The Dashboard view of Caliber’s Real-Time Tracker of stakeholder perceptions, showing mean scores for NextEra Energy & Halliburton in the US in Q3 2023.

So we’ve got two huge American energy companies, two reputations, and – right now, at least – two different sets of shareholders.

While Halliburton’s share price has gone up in value by 45% over the past year – thanks largely to production cuts by OPEC to support oil prices – “NextEra Energy investors are sitting on a loss of 30% if they invested a year ago,” as one recent headline put it.
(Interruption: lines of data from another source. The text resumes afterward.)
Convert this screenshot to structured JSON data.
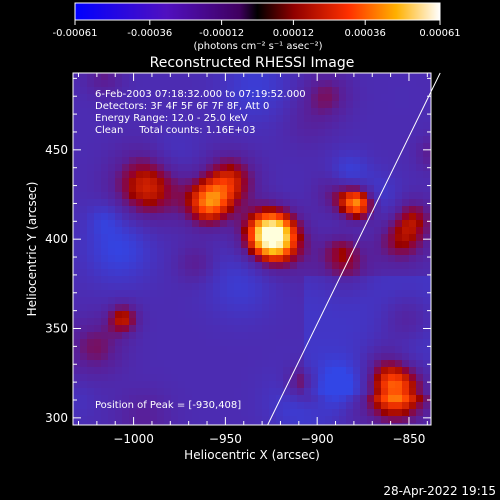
{
  "colorbar": {
    "ticks": [
      "-0.00061",
      "-0.00036",
      "-0.00012",
      "0.00012",
      "0.00036",
      "0.00061"
    ],
    "unit_label": "(photons cm⁻² s⁻¹ asec⁻²)",
    "range": [
      -0.00061,
      0.00061
    ]
  },
  "chart_data": {
    "type": "heatmap",
    "title": "Reconstructed RHESSI Image",
    "xlabel": "Heliocentric X (arcsec)",
    "ylabel": "Heliocentric Y (arcsec)",
    "xlim": [
      -1033,
      -838
    ],
    "ylim": [
      296,
      493
    ],
    "xticks": [
      -1000,
      -950,
      -900,
      -850
    ],
    "yticks": [
      300,
      350,
      400,
      450
    ],
    "xtick_labels": [
      "−1000",
      "−950",
      "−900",
      "−850"
    ],
    "ytick_labels": [
      "300",
      "350",
      "400",
      "450"
    ],
    "annotations": [
      "6-Feb-2003 07:18:32.000 to 07:19:52.000",
      "Detectors: 3F 4F 5F 6F 7F 8F, Att 0",
      "Energy Range: 12.0 - 25.0 keV",
      "Clean     Total counts: 1.16E+03"
    ],
    "peak_label": "Position of Peak = [-930,408]",
    "peak": [
      -930,
      408
    ],
    "limb": [
      [
        -927,
        296
      ],
      [
        -833,
        493
      ]
    ]
  },
  "footer": {
    "timestamp": "28-Apr-2022 19:15"
  }
}
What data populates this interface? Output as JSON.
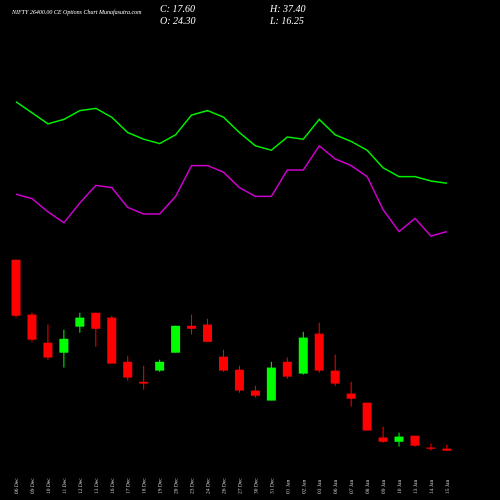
{
  "chart_data": {
    "type": "candlestick",
    "title": "NIFTY 26400.00 CE Options Chart Munafasutra.com",
    "info": [
      "C: 17.60",
      "H: 37.40",
      "O: 24.30",
      "L: 16.25"
    ],
    "categories": [
      "06 Dec",
      "09 Dec",
      "10 Dec",
      "11 Dec",
      "12 Dec",
      "13 Dec",
      "16 Dec",
      "17 Dec",
      "18 Dec",
      "19 Dec",
      "20 Dec",
      "23 Dec",
      "24 Dec",
      "26 Dec",
      "27 Dec",
      "30 Dec",
      "31 Dec",
      "01 Jan",
      "02 Jan",
      "03 Jan",
      "06 Jan",
      "07 Jan",
      "08 Jan",
      "09 Jan",
      "10 Jan",
      "13 Jan",
      "14 Jan",
      "15 Jan"
    ],
    "open": [
      648,
      467,
      374,
      341,
      427,
      473,
      457,
      311,
      245,
      282,
      341,
      430,
      434,
      328,
      285,
      216,
      183,
      311,
      272,
      404,
      282,
      206,
      176,
      61,
      47,
      67,
      28,
      24.3
    ],
    "high": [
      648,
      473,
      434,
      417,
      473,
      473,
      463,
      331,
      298,
      318,
      430,
      467,
      453,
      351,
      298,
      232,
      311,
      325,
      410,
      440,
      335,
      245,
      176,
      97,
      77,
      67,
      41,
      37.4
    ],
    "low": [
      457,
      377,
      318,
      292,
      407,
      361,
      305,
      249,
      219,
      278,
      341,
      401,
      377,
      278,
      209,
      193,
      183,
      255,
      269,
      275,
      232,
      163,
      84,
      44,
      31,
      31,
      18,
      16.25
    ],
    "close": [
      463,
      384,
      325,
      387,
      457,
      420,
      305,
      259,
      239,
      311,
      430,
      420,
      377,
      282,
      216,
      199,
      292,
      262,
      391,
      282,
      239,
      189,
      84,
      47,
      64,
      34,
      24,
      17.6
    ],
    "up_color": "#00ff00",
    "down_color": "#ff0000",
    "ylim": [
      0,
      700
    ],
    "lines": [
      {
        "color": "#00ee00",
        "values": [
          81,
          76,
          71,
          73,
          77,
          78,
          74,
          67,
          64,
          62,
          66,
          75,
          77,
          74,
          67,
          61,
          59,
          65,
          64,
          73,
          66,
          63,
          59,
          51,
          47,
          47,
          45,
          44
        ]
      },
      {
        "color": "#cc00cc",
        "values": [
          39,
          37,
          31,
          26,
          35,
          43,
          42,
          33,
          30,
          30,
          38,
          52,
          52,
          49,
          42,
          38,
          38,
          50,
          50,
          61,
          55,
          52,
          47,
          32,
          22,
          28,
          20,
          22
        ]
      }
    ],
    "y2lim": [
      0,
      100
    ]
  }
}
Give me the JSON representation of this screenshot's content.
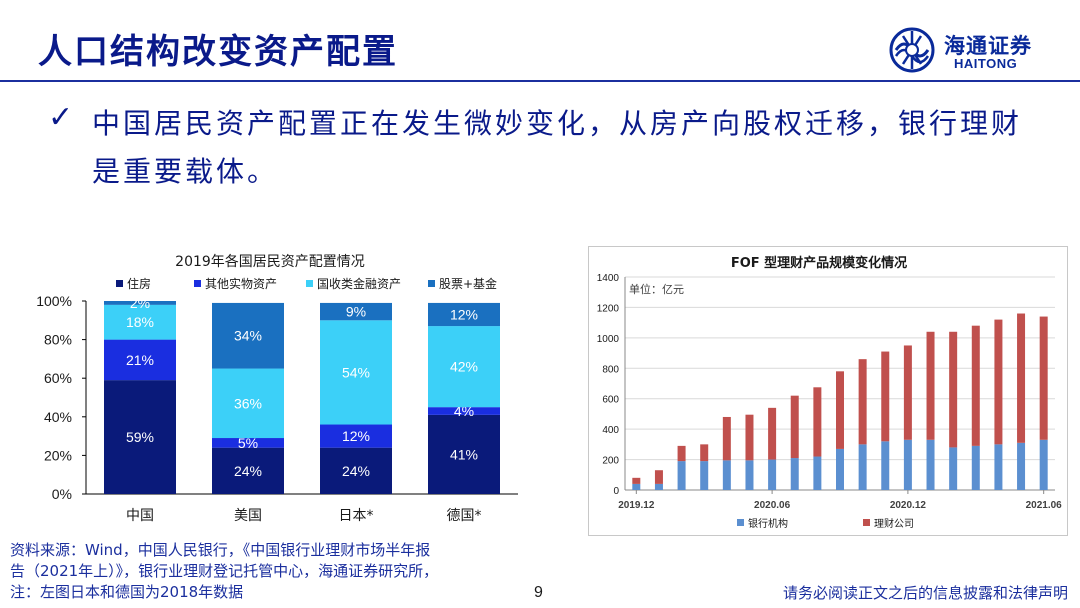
{
  "slide": {
    "title": "人口结构改变资产配置",
    "bullet": "中国居民资产配置正在发生微妙变化，从房产向股权迁移，银行理财是重要载体。",
    "page_number": "9",
    "disclaimer": "请务必阅读正文之后的信息披露和法律声明",
    "source_lines": [
      "资料来源：Wind，中国人民银行，《中国银行业理财市场半年报",
      "告（2021年上）》，银行业理财登记托管中心，海通证券研究所，",
      "注：左图日本和德国为2018年数据"
    ]
  },
  "logo": {
    "name_cn": "海通证券",
    "name_en": "HAITONG",
    "icon": "haitong-logo-icon",
    "color": "#0a2a9a"
  },
  "chart_data": [
    {
      "type": "bar",
      "stacked": "percent",
      "title": "2019年各国居民资产配置情况",
      "categories": [
        "中国",
        "美国",
        "日本*",
        "德国*"
      ],
      "series": [
        {
          "name": "住房",
          "color": "#0a1a7a",
          "values": [
            59,
            24,
            24,
            41
          ],
          "labels": [
            "59%",
            "24%",
            "24%",
            "41%"
          ]
        },
        {
          "name": "其他实物资产",
          "color": "#1a2ee0",
          "values": [
            21,
            5,
            12,
            4
          ],
          "labels": [
            "21%",
            "5%",
            "12%",
            "4%"
          ]
        },
        {
          "name": "国收类金融资产",
          "color": "#3cd0f8",
          "values": [
            18,
            36,
            54,
            42
          ],
          "labels": [
            "18%",
            "36%",
            "54%",
            "42%"
          ]
        },
        {
          "name": "股票+基金",
          "color": "#1a70c0",
          "values": [
            2,
            34,
            9,
            12
          ],
          "labels": [
            "2%",
            "34%",
            "9%",
            "12%"
          ]
        }
      ],
      "yticks": [
        "0%",
        "20%",
        "40%",
        "60%",
        "80%",
        "100%"
      ],
      "ylim": [
        0,
        100
      ],
      "legend": "top",
      "grid": false
    },
    {
      "type": "bar",
      "stacked": true,
      "title": "FOF 型理财产品规模变化情况",
      "unit_note": "单位：亿元",
      "x_tick_labels": [
        "2019.12",
        "2020.06",
        "2020.12",
        "2021.06"
      ],
      "x_tick_positions": [
        0,
        6,
        12,
        18
      ],
      "series": [
        {
          "name": "银行机构",
          "color": "#5b8fd0",
          "values": [
            40,
            40,
            190,
            190,
            195,
            195,
            200,
            210,
            220,
            270,
            300,
            320,
            330,
            330,
            280,
            290,
            300,
            310,
            330
          ]
        },
        {
          "name": "理财公司",
          "color": "#c0504d",
          "values": [
            40,
            90,
            100,
            110,
            285,
            300,
            340,
            410,
            455,
            510,
            560,
            590,
            620,
            710,
            760,
            790,
            820,
            850,
            810
          ]
        }
      ],
      "ylim": [
        0,
        1400
      ],
      "yticks": [
        "0",
        "200",
        "400",
        "600",
        "800",
        "1000",
        "1200",
        "1400"
      ],
      "legend": "bottom",
      "grid": true
    }
  ]
}
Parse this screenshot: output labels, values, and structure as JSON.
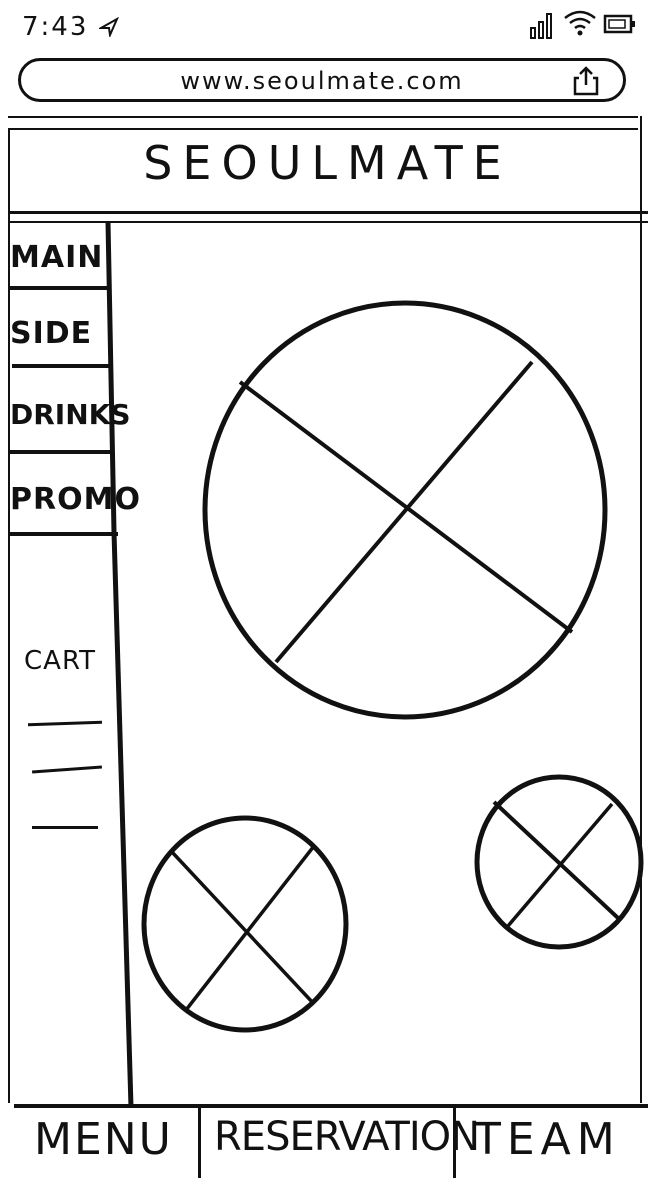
{
  "status_bar": {
    "time": "7:43",
    "icons": [
      "location-arrow-icon",
      "signal-icon",
      "wifi-icon",
      "battery-icon"
    ]
  },
  "browser": {
    "url": "www.seoulmate.com",
    "share_icon": "share-icon"
  },
  "header": {
    "title": "SEOULMATE"
  },
  "sidebar": {
    "items": [
      {
        "label": "MAIN"
      },
      {
        "label": "SIDE"
      },
      {
        "label": "DRINKS"
      },
      {
        "label": "PROMO"
      }
    ],
    "cart": {
      "label": "CART",
      "line_count": 3
    }
  },
  "main": {
    "image_placeholders": [
      "large-image-placeholder",
      "small-image-placeholder-left",
      "small-image-placeholder-right"
    ]
  },
  "bottom_nav": {
    "items": [
      {
        "label": "MENU"
      },
      {
        "label": "RESERVATION"
      },
      {
        "label": "TEAM"
      }
    ]
  }
}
Share prices are influenced by numerous factors, of course – input costs, competition, operational efficiency, market sentiment and so on.

Undeniably, the oil sector has thrived in recent years amid supply disruptions and soaring prices driven by geopolitical unrest.

In comparison to the fiercely competitive electricity market, it’s no wonder that oil companies outperform utility providers in stock performance. Still, companies must remain vigilant of reputational blindspots.

For Caliber, of course, doing so is a matter of principle.

We believe that companies that listen to their relevant stakeholders and understand what they think can build more trust – and that being more trusted and trustworthy is one of the keys to being a better business.

But even on a practical level, having a strong reputation can help a company in many ways, from increasing customer loyalty to attracting high-quality talent to retaining employees.

A solid reputation is also a bulwark in any crisis.

For one thing, it can mitigate reputational damage and make crisis recovery shorter and easier.

It can also guide a company’s internal activities and external communications, in real time, allowing it to explain its positions and actions widely and clearly.

Remember – those stakeholders potentially include employees, consumers, customers, partners, suppliers, regulators, shareholders, opinion leaders and the media. 

And a crisis need not be sudden or external.

If a company fails to please shareholders by providing returns at or above expectations, then a less scrutinized rival – with a better reputation – may well take its place. 

In other words, a company’s reputation is the foundation it’s built on.

A company built on sand can easily rise higher and higher – but there’s little to stop it from tumbling down when the hurricane strikes.

By contrast, the company whose foundations extend deep into solid ground – that is, the company that maintains a strong reputation with its stakeholders, the company that’s actively building trust – is much more likely to withstand the mightiest of storms.

The lessons for both NextEra Energy and Halliburton should be abundantly clear.